Крик вещей птицы | страница 9



— Бог не оставит вас, и я не оставлю, — прошептала она. Потом отпрянула и быстро пошла прочь, так что он не успел глянуть ей в лицо, а, обернувшись, увидел только ее плечи, то есть именно плечи, приподнятые и сдвинутые вперед, бросились ему в глаза. Добрая, несчастная Лиза! Ушла, вся сжавшись, чтобы не разрыдаться. Жалко ее. Жалко детей, всех близких, родных. Ну а тех-то, за кого решил заступиться (их миллионы!), разве не жалко? Столько перестрадал ты, передумал, столько вложил в сии печатные несшитые листы, и вдруг остановиться? Невозможно! Назад хода нет.
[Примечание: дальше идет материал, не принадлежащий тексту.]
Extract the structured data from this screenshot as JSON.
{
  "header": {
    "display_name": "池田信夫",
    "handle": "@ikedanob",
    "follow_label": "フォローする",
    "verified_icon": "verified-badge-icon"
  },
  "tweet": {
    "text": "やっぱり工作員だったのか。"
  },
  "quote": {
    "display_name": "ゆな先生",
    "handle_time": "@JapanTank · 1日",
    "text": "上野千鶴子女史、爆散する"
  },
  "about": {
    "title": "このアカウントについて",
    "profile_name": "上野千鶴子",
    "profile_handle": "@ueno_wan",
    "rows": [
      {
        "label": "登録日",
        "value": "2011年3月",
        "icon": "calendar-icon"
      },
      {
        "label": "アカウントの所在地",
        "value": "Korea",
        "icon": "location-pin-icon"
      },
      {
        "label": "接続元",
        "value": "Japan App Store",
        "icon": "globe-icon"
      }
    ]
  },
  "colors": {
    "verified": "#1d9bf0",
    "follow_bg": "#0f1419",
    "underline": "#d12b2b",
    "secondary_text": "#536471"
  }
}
Итак, глава следующая. Нет, все еще та же. Тетрадь, переданная путешественнику одним вольнодумцем на почтовом дворе. История цензуры. Европа времен Гутенберга. В Майнце рождаются первые печатные книги, и тут же вскоре появляется и она, цензура, учрежденная архиепископом Бертольдом. Вот завязка трехвековой трагедии. Трехвековой? А где ее конец?

В кабинете что-то звякнуло, Радищев обернулся и увидел камердинера, убиравшего со стола посуду. Тот приложил руки к груди.

— Прошу прощения. Помешал. Там явились ваши таможенные служители. Господин Царевский и те двое, Богомолов и Пугин.

— Где они?

— Наверху. В прихожей.

— Что же ты их там держишь, дружок? Царевского проси сюда, а тех проведи в печатную. Пусть готовятся.

— Слушаю. И мне можно? Делать-то нечего.

— Ну, коли свободен, пожалуйста. — Радищев вернулся к тексту. Так, указы майнцского архиепископа. Это сверено с изданием Гудена, не будем останавливаться. Что дальше? Дальше папа Александр Шестой, развратник, ханжа, возводит надзор за книгами в неукоснительный закон. Ах, тут следовало бы дополнить, да уж стыдно мучить наборщика и печатника, а неплохо было бы все-таки добавить, что Карл Пятый, следуя римскому злодею и властелину, устанавливает строгую гражданскую цензуру, которая потом и распространяется по всей Европе. Ладно, оставим пресловутого Карла, и без него картина ясна. Вот еще целые три страницы о постыдных делах цензуры. Наиболее жестоко свирепствовала она во Франции. Здесь яростно жгла она лучшие книги, бросала писателей в темницы, глушила всякий громкий голос, но желанной общественной тишины, чего так упорно добивалась почти полтора столетия, все же не восстановила, а, наоборот, помогла властям вызвать бурю, в которой и сама погибла… Что, что? Погибла французская цензура? Нет, она еще жива. Если пала старая, то, очевидно, поднялась новая. Надобно внести поправку. Ведь было в печати сообщение (злорадствовали, кажется, «Санкт-Петербургские ведомости»), что Национальное собрание преследует писателя Марата и охотится за ним Лафайет. Прославленный маркиз Лафайет, герой заокеанской войны, ныне начальник Национальной гвардии. В Америке он воевал за свободу, а в Париже начинает ее подавлять. О Франция, ты еще блуждаешь близ бастильских развалин!